De las fragolinas de mis ayeres
Un día la Mamesa le vendió a Antonia de Melchor un almirez, y una alacena grande, de dos puertas, con cuarterones sobrios. Es esa alacena que conservan los de casa el Maestro en el granero del patio. La había hecho un buen carpintero de Biel con los mejores pinos de la Sierra de Santo Domingo.
Muchos años antes, allí había guardado la dote una moza de Biel. Aquella de casa Bretos a la que sus padres habían casado con Gil de Mamés, un viudo de El Frago que estaba de pastor en Santo Domingo.
En esa alcoba, Gil recibió a una novia montaraz y asustadiza. Y de verdad que era asustadiza, pues cuando vio el gran colgajo del novio le impresionó tanto que se escapó despavorida por la ventana y se perdió entre los montes en una noche sin luna. Nadie volvió a saber nada de ella. Como las gentes son olvidadizas, ni los más viejos del lugar se acuerdan de su nombre.
Gil de Mamés se quedó con el vergajo apuntando al techo, pensando qué podía hacer, porque era tanta la fama de su miembro viril que tenía espantadas a todas las mozas de la redolada.
Desde que se había escapado su mujer las cosas estaban empeorando. Ya no tenía nada que hacer en el pueblo. Las fragolinas eran estrechas y eso de las cabras no le atraía mucho. Que para un apuro valía, pero para todos los días no. Él prefería una moza de carnes prietas.
Le daba vueltas a lo de su nuevo matrimonio y cada vez estaba más seguro de que había sido nulo.
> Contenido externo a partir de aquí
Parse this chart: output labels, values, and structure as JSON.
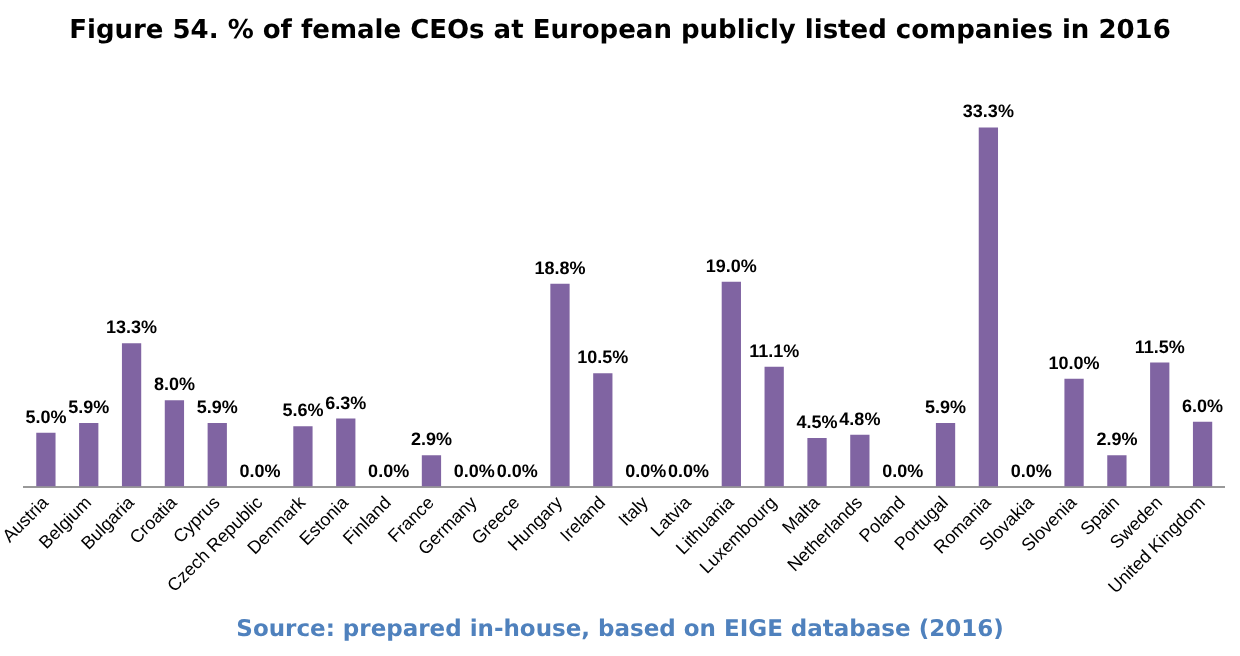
{
  "chart_data": {
    "type": "bar",
    "title": "Figure 54. % of female CEOs at European publicly listed companies in 2016",
    "categories": [
      "Austria",
      "Belgium",
      "Bulgaria",
      "Croatia",
      "Cyprus",
      "Czech Republic",
      "Denmark",
      "Estonia",
      "Finland",
      "France",
      "Germany",
      "Greece",
      "Hungary",
      "Ireland",
      "Italy",
      "Latvia",
      "Lithuania",
      "Luxembourg",
      "Malta",
      "Netherlands",
      "Poland",
      "Portugal",
      "Romania",
      "Slovakia",
      "Slovenia",
      "Spain",
      "Sweden",
      "United Kingdom"
    ],
    "values": [
      5.0,
      5.9,
      13.3,
      8.0,
      5.9,
      0.0,
      5.6,
      6.3,
      0.0,
      2.9,
      0.0,
      0.0,
      18.8,
      10.5,
      0.0,
      0.0,
      19.0,
      11.1,
      4.5,
      4.8,
      0.0,
      5.9,
      33.3,
      0.0,
      10.0,
      2.9,
      11.5,
      6.0
    ],
    "value_labels": [
      "5.0%",
      "5.9%",
      "13.3%",
      "8.0%",
      "5.9%",
      "0.0%",
      "5.6%",
      "6.3%",
      "0.0%",
      "2.9%",
      "0.0%",
      "0.0%",
      "18.8%",
      "10.5%",
      "0.0%",
      "0.0%",
      "19.0%",
      "11.1%",
      "4.5%",
      "4.8%",
      "0.0%",
      "5.9%",
      "33.3%",
      "0.0%",
      "10.0%",
      "2.9%",
      "11.5%",
      "6.0%"
    ],
    "color": "#8064a2",
    "grid": false,
    "legend": false,
    "annotations": [
      "Source: prepared in-house, based on EIGE database (2016)"
    ]
  }
}
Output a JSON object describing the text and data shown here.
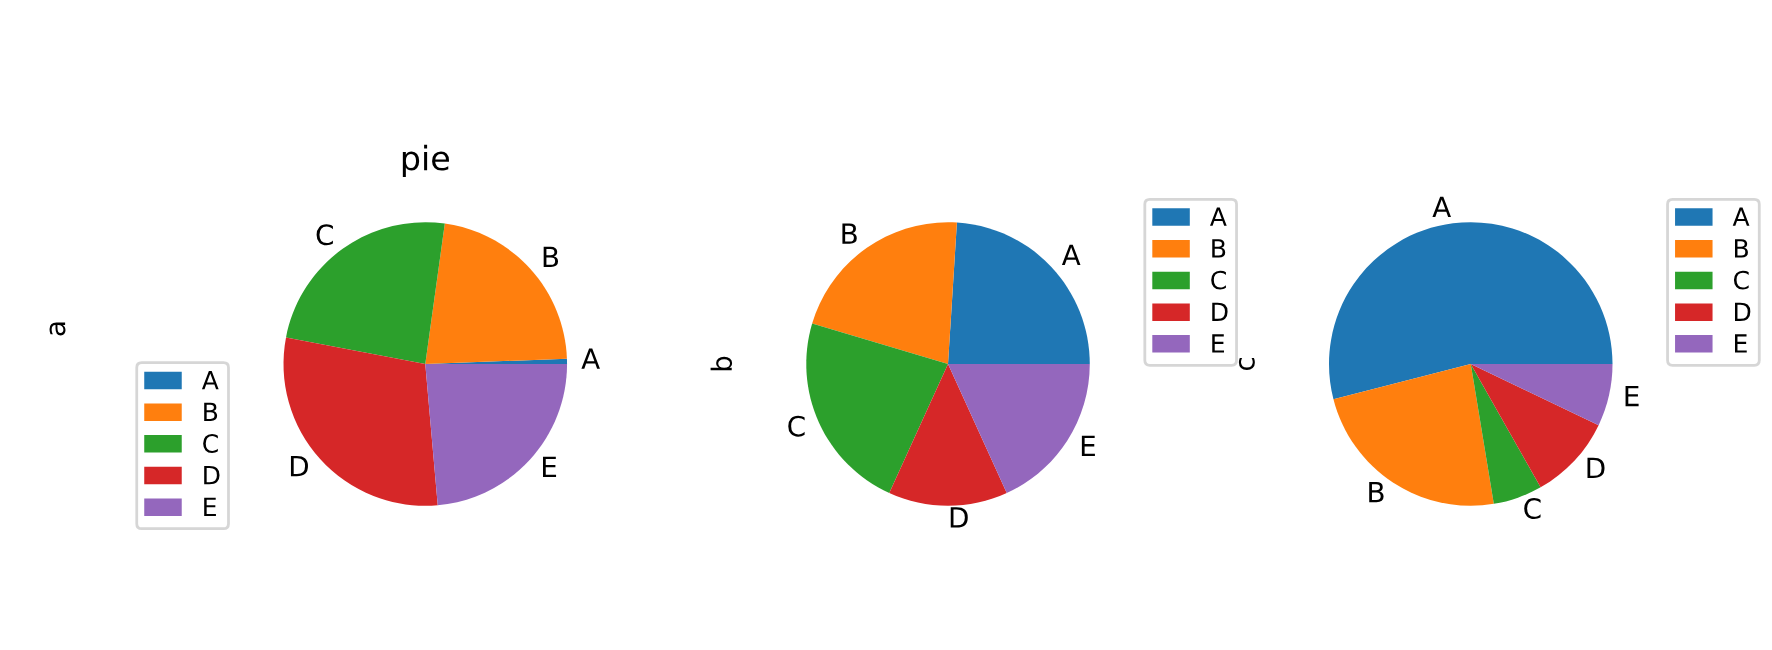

Que no se había consumado. Que la novia huyó del susto antes de tocarla. Que no había habido violación ni malos tratos. Pero de eso ya no iba a poder convencer a nadie. Así que él, el mozo mejor dotado y más envidiado del pueblo, se había convertido en un hazmerreír. En todos los hogares y carasoles se contaba su historia.
Como no había manera de conseguir otra moza en El Frago ni en Biel, se fue a Undués Pintano y se trajo a Ángela de criada. No era de las de buena fama pero, a esas alturas, eso ya no le importaba.
Con el amontonamiento, Ángela se convirtió, así, a secas, en la Mamesa, sin nombre ni apellido. Luchó contra las malas lenguas y llego a ser una de las mujeres más bravas que se recuerdan en el pueblo.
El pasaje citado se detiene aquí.